Health Treats From Karen Edgington – Nutrition Enthusiast & Co-founder of Dawn Chasers Adventure Events
“This time of year can be a nightmare if you’re trying to keep on track with eating healthily. I find that people expect me to drop this “health kick” and treat myself. But there are plenty of alternative recipes for “treats” that allow us the opportunity to nourish ourselves with nutritious ingredients. This gingerbread recipe is a perfect example and it’s a seasonal treat that is great to bake with the kids too. We’ve recently made some gingerbread people, Xmas trees and stars but my daughter’s favourite was little gingerbread hearts.
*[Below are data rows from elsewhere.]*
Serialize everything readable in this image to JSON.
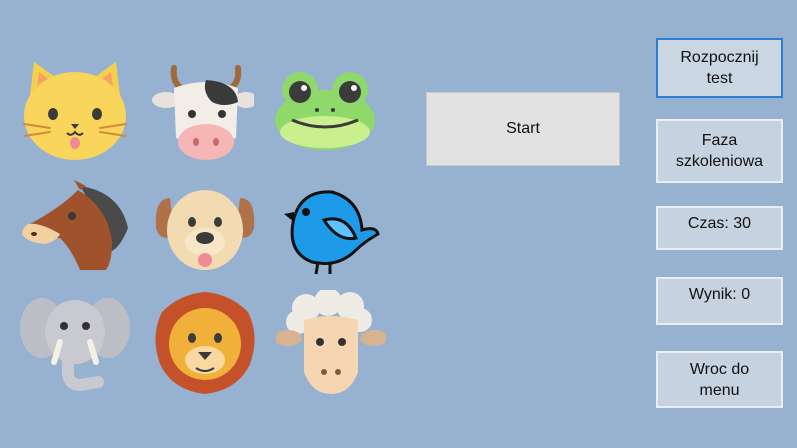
{
  "animals": [
    {
      "name": "cat-icon"
    },
    {
      "name": "cow-icon"
    },
    {
      "name": "frog-icon"
    },
    {
      "name": "horse-icon"
    },
    {
      "name": "dog-icon"
    },
    {
      "name": "bird-icon"
    },
    {
      "name": "elephant-icon"
    },
    {
      "name": "lion-icon"
    },
    {
      "name": "sheep-icon"
    }
  ],
  "start_label": "Start",
  "sidebar": {
    "start_test": "Rozpocznij\ntest",
    "training": "Faza\nszkoleniowa",
    "time": "Czas: 30",
    "score": "Wynik: 0",
    "back": "Wroc do\nmenu"
  },
  "colors": {
    "background": "#97b1d1",
    "button_bg": "#c6d2e0",
    "primary_border": "#2a7fd4",
    "start_bg": "#e1e1e1"
  }
}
They were the perfect size for little people.”
Christmas Gingerbread Recipe
2 cups Spelt Flour
1 cup Ground Almonds
1 tsp Baking Powder
1 tsp Ground Cinnamon
1 tsp Ground Ginger
1/2 tsp Allspice
1/4 cup melted unsalted Butter or Coconut Oil
1/4 cup Raw Organic Honey
10 Dates, chopped
1/2 tsp Vanilla Extract (sugar free)
1 Egg
- Mix all dry ingredients in a large bowl.
- Melt the butter/coconut oil and honey together, then leave it to cool.
- Add the dates, vanilla and egg to the honey mix and blitz in a blender until smooth.
- Add blended mixture to the dry ingredients and combine into a dough.
- Roll out dough on a lightly floured surface to about 3mm thick.
- Line a tray with greaseproof paper, putting the dough on this and into the fridge for about an hour.
- Remove dough and cut into shapes with a cutter. Lay the biscuits onto a baking tray greased with butter or coconut oil.
- Bake for about 15 mins at 150 degrees C or until they start to turn golden brown.
- Set aside and cool.
So what’s so good about them?…
The dates and raw honey are packed full of good stuff, as I mentioned in the Chocolate Avo Pots recipe a couple of weeks ago. Just be aware that they are around 40% fructose though so you still shouldn’t eat your body weight in gingerbread!!
Ground almonds give lots of satiating healthy fats, protein, fibre, vitamin E, manganese and magnesium. They also have antioxidants and can help balance blood sugar levels – so are perfect to balance the fructose a little in this recipe.
It’s a good idea to combine healthy fats, protein and fibre when you eat healthy natural sugars as this will help balance blood sugar levels. Think nut butters with banana on oatcakes, fruit with full fat Greek yoghurt or cheese and grapes.
Almonds can also help lower blood pressure and bad cholesterol, plus they keep hunger at bay and actually promote weight loss. They are a pretty impressive food!
I use spelt flour rather than the wholewheat flour that the original recipe suggested. Spelt has more soluble fibre and lower FODMAPs (a collection of poorly absorbed simple and complex sugars that are found in a variety of fruits and vegetables and also in milk and wheat) than modern wheat flour so I find it aggravates my tummy less. It is also less processed (always a good thing!) and richer in nutrients such as protein and minerals like manganese, zinc and copper.